肺炎(1/1)

    “何叔叔!”

    何齐戴着口罩,穿着隔离衣还是被一眼认了出来,他叹了口气,不知道该哭还是笑。

    小朋友脸上通红,眼睛中还带着困意,穿着一身家居服和拖鞋,手上扎着针,输液管向上延伸,盐水袋子被一个高高的青年男性捏在手上,正是郝迟叔侄俩。

    郝迟难得穿了正装,可惜藏青色的外套却被揉搓的像团抹布,他看到何齐,很是意外,忙上前道:“何医生,你怎么在这里?”

    何齐向旁边一站,让出路来,他点点头,“你好,郝老师,先让孩子去床上吧。”

    “哦哦,好。”郝迟弯下腰一把抱起郝思远,把他放到了床上去。

    何齐拿出听诊器,先用手消消了毒,又拿在手心里慢慢捂着,“宋主任家里有事,嘱咐我过来会诊,孩子是怎么回事?”

    郝迟把盐水瓶挂到输液架上去,又给郝思远盖好被子,“这小子发烧了,最高能有40℃。”

    “几天?有没有别的症状。”

    郝迟疑惑地摸头,“大概六天了,每天都是突然起热,来挂上几瓶就好了,不咳嗽也不头痛。”

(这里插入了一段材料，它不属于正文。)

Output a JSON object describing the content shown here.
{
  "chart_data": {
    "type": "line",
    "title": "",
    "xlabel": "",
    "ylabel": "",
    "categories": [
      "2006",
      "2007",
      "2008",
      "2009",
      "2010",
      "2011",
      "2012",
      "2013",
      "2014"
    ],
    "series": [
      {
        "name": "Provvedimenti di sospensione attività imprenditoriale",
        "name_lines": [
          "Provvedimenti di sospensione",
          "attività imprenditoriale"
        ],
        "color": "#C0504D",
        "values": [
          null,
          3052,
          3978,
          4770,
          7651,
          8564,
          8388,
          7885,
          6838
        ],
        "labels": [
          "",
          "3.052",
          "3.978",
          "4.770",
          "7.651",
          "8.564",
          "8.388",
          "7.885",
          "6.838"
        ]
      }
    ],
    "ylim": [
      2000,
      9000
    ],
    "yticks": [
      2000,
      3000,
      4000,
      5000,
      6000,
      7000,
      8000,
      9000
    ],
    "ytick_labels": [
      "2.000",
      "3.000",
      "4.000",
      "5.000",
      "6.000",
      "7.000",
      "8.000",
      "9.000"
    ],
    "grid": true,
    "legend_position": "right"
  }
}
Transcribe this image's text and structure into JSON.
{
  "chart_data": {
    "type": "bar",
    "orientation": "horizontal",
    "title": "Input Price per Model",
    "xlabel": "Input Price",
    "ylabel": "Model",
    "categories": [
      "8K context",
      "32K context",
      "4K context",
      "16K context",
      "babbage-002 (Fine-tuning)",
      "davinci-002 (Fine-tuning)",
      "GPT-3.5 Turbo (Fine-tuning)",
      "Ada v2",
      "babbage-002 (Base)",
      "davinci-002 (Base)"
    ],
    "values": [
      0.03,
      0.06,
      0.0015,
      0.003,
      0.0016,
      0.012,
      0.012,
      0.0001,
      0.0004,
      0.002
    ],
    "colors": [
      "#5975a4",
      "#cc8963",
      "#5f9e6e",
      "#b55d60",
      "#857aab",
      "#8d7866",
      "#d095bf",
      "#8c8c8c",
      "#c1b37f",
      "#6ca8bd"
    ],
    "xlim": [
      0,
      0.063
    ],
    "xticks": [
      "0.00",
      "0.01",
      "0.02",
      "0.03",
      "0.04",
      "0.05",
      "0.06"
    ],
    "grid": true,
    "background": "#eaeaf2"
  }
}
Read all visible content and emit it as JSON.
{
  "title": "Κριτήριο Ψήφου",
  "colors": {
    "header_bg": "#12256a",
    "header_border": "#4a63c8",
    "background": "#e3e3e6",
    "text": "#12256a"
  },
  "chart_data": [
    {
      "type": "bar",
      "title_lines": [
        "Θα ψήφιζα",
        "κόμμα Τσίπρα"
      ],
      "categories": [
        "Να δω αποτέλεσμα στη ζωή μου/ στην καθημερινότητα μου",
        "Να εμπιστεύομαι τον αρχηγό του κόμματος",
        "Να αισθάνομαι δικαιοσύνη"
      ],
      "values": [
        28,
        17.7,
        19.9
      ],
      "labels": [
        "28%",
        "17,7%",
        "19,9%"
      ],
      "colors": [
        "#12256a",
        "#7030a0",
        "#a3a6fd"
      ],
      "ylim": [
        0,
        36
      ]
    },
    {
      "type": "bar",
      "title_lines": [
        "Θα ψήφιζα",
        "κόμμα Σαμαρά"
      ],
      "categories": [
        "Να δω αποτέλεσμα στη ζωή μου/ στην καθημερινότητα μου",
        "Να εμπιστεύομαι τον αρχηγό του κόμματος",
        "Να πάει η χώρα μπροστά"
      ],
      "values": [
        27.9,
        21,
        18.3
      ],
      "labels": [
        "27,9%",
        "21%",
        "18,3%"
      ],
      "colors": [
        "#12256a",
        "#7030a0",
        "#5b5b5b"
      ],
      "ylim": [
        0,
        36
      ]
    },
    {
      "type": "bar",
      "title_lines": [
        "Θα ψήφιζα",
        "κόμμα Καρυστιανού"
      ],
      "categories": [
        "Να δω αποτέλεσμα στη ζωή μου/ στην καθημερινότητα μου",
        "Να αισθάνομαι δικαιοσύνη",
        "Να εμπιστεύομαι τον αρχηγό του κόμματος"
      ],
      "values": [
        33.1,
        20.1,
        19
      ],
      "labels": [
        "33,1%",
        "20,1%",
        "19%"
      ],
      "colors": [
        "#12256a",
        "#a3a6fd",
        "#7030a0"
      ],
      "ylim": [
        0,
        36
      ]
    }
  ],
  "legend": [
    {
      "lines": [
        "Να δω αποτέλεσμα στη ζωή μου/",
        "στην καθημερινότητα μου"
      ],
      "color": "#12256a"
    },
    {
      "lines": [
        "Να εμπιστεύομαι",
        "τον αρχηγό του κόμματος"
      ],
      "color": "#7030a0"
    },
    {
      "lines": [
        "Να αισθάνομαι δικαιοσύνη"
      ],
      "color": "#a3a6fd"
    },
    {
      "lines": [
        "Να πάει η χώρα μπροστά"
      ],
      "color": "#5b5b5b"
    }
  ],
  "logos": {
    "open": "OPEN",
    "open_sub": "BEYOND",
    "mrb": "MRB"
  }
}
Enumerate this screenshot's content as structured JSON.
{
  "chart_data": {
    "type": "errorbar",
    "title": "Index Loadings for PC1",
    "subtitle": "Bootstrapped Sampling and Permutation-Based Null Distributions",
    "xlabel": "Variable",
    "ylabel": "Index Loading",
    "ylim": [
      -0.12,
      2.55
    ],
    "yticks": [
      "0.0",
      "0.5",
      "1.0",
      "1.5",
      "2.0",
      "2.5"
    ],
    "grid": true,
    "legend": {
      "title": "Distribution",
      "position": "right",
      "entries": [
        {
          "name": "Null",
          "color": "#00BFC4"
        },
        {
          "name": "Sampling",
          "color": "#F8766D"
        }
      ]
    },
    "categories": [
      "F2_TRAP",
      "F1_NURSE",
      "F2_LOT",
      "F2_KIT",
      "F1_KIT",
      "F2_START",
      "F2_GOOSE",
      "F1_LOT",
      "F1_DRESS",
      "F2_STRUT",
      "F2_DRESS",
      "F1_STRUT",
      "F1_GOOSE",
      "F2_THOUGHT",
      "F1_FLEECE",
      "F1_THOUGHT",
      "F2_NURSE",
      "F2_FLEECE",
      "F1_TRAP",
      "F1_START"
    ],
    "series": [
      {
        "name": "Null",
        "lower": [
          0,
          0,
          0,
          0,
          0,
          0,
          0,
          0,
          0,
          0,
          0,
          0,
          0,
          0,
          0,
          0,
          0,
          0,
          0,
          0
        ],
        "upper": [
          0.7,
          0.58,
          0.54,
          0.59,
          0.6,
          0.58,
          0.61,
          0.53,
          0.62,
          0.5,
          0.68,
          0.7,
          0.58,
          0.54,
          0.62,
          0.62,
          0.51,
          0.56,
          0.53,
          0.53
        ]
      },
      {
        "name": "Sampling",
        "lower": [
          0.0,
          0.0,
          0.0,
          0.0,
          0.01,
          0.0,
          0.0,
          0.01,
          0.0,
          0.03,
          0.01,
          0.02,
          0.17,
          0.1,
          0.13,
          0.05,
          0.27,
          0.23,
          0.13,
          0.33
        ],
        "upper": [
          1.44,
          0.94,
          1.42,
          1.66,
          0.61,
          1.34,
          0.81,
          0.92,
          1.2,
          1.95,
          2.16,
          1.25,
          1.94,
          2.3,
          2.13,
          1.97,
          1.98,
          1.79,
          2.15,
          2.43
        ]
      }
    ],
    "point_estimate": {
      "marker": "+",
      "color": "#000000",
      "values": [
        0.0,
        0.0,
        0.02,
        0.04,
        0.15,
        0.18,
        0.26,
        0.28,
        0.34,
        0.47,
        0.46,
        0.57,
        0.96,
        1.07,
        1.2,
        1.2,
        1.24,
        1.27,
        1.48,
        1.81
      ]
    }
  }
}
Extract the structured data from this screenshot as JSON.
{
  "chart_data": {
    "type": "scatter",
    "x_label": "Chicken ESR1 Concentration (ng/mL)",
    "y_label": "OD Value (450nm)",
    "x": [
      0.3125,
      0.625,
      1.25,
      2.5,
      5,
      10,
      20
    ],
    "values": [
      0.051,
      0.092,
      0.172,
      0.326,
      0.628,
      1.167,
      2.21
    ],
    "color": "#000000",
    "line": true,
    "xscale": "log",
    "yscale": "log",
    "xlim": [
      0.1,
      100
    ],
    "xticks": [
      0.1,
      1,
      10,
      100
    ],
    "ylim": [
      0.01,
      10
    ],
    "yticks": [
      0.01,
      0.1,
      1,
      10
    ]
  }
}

    何齐在床边站定,对着郝思远说:“郝思远,来,我听听你的心肺。”

    郝思远特别听话,自己撩起了胸前的衣服,还不等何齐说话,就开始大口呼吸,看来这几天在医院里也不是白待的。

    何齐笑着称赞,“真乖。”他把听诊器捂热了,放到郝思远的胸口上去听,郝迟紧张的站在一边看。

    “有事吗?”等何齐听完了,郝迟立刻就问。

    何齐不答,他帮郝思远把衣服放下来,然后拿起床头上的化验单看,有血常规、C反应蛋白和支原体抗体等检查,均没有明显异常,他仔细看了两遍,问:“孩子最近受凉了吗,或者积食、受惊有没有?”

    郝迟仔细回想,“没有,他平时就挺爱折腾的,这几天没什么特别的。”他又回头看了看那中年女性,问:“张姐,郝思远没偷什么吃吧?”

    张姐忙说:“没有,思远最近都在好好吃饭。”

    郝思远躺在病床上,烧的眼睛都红了,他拽拽何齐的隔离衣,小声说:“何叔叔,我难受。”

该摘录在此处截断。